The Costs of Regime Change

regime change

Whether in the form of a revolution or a military coup, regime change involves overthrowing a government. But forcible regime change is rarely a quick and cheap endeavor that produces better economic conditions or builds lasting democracy. The evidence is clear: More than 110 years of regime-change missions, from Haiti and the Dominican Republic in the 1910s to South Vietnam in the 1960s to Iraq in the 2000s, have largely failed to promote democracy or advance U.S. interests.

The main reason is that micro-level factors such as corruption and mismanagement do not always translate into regime change. The macro-level environment, which includes cultural and institutional norms, also matters. If it is already biased toward one kind of regime, then the change may be hard to trigger; for example, if a dictatorship’s oligarchy owns all the nation’s banks and the great grandchildren of its wealthier landed elites can safely diversify their assets abroad, a democratic transition may not be possible (Boix, 2003).
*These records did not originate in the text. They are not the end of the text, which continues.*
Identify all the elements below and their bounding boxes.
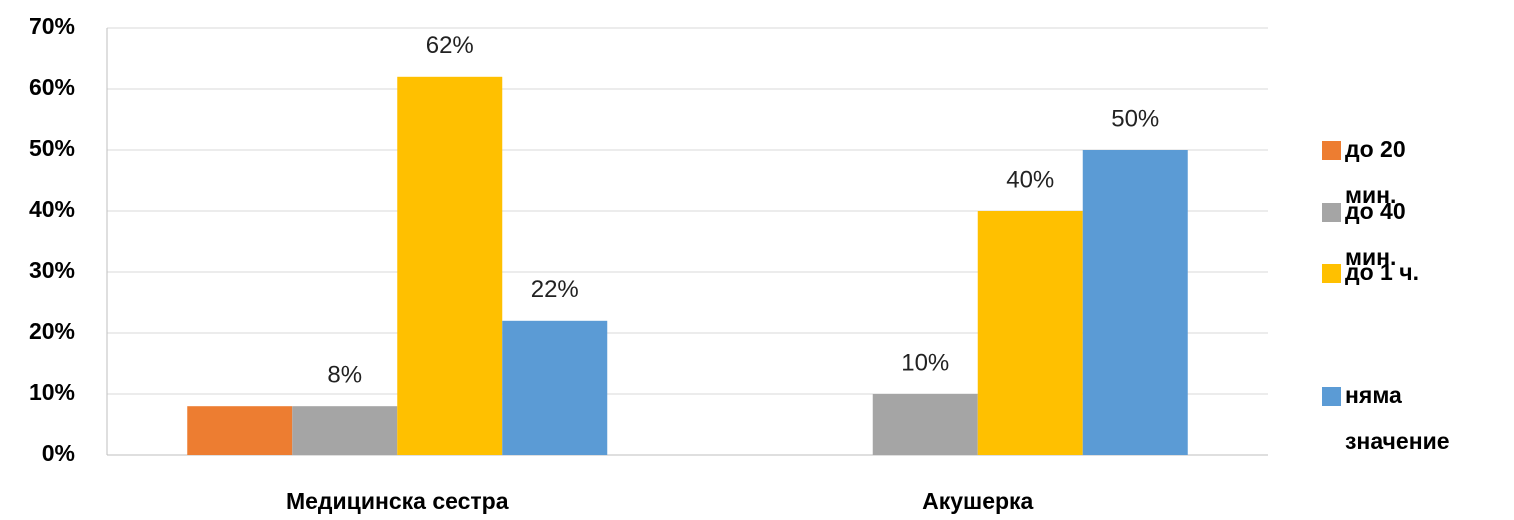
data-label: 22% — [531, 276, 579, 303]
y-tick-label: 20% — [29, 318, 75, 344]
legend-item: до 20 мин. — [1322, 136, 1502, 218]
bar — [1082, 150, 1188, 455]
legend-label: до 1 ч. — [1345, 259, 1419, 285]
legend-label: до 20 мин. — [1345, 136, 1406, 208]
bar — [187, 406, 293, 455]
legend-item: до 1 ч. — [1322, 259, 1502, 295]
y-tick-label: 50% — [29, 135, 75, 161]
data-label: 50% — [1111, 105, 1159, 132]
legend-label: до 40 мин. — [1345, 198, 1406, 270]
data-label: 8% — [327, 362, 362, 389]
y-tick-label: 40% — [29, 196, 75, 222]
legend-swatch — [1322, 387, 1341, 406]
bar — [397, 76, 503, 456]
y-tick-label: 60% — [29, 74, 75, 100]
legend-item: до 40 мин. — [1322, 198, 1502, 280]
data-label: 62% — [426, 32, 474, 59]
x-tick-label: Медицинска сестра — [286, 488, 509, 514]
bar — [502, 320, 608, 455]
y-tick-label: 0% — [42, 440, 75, 466]
y-tick-label: 30% — [29, 257, 75, 283]
y-tick-label: 70% — [29, 13, 75, 39]
legend-label: няма значение — [1345, 382, 1450, 454]
legend-swatch — [1322, 203, 1341, 222]
x-tick-label: Акушерка — [922, 488, 1033, 514]
data-label: 40% — [1006, 166, 1054, 193]
legend-item: няма значение — [1322, 382, 1502, 464]
data-label: 10% — [901, 349, 949, 376]
bar — [292, 406, 398, 455]
bar — [872, 394, 978, 455]
legend-swatch — [1322, 141, 1341, 160]
legend-swatch — [1322, 264, 1341, 283]
y-tick-label: 10% — [29, 379, 75, 405]
bar — [977, 211, 1083, 455]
In addition, there are many unanticipated consequences of regime change. For example, it can create a power vacuum that gives rise to insurgencies or even civil wars. In these situations, it can be very difficult to build stability without massive, Marshall Plan-type spending. For all these reasons, despite a long track record of failure, some policymakers continue to advocate forcible regime change. They assume that such a strategy can achieve its goals more quickly and cheaply than sustained diplomacy, and they often neglect to consider the costs if they fail. Cognitive biases contribute to these assumptions and to a focus on the desirability of the goals, not the resources required to attain them.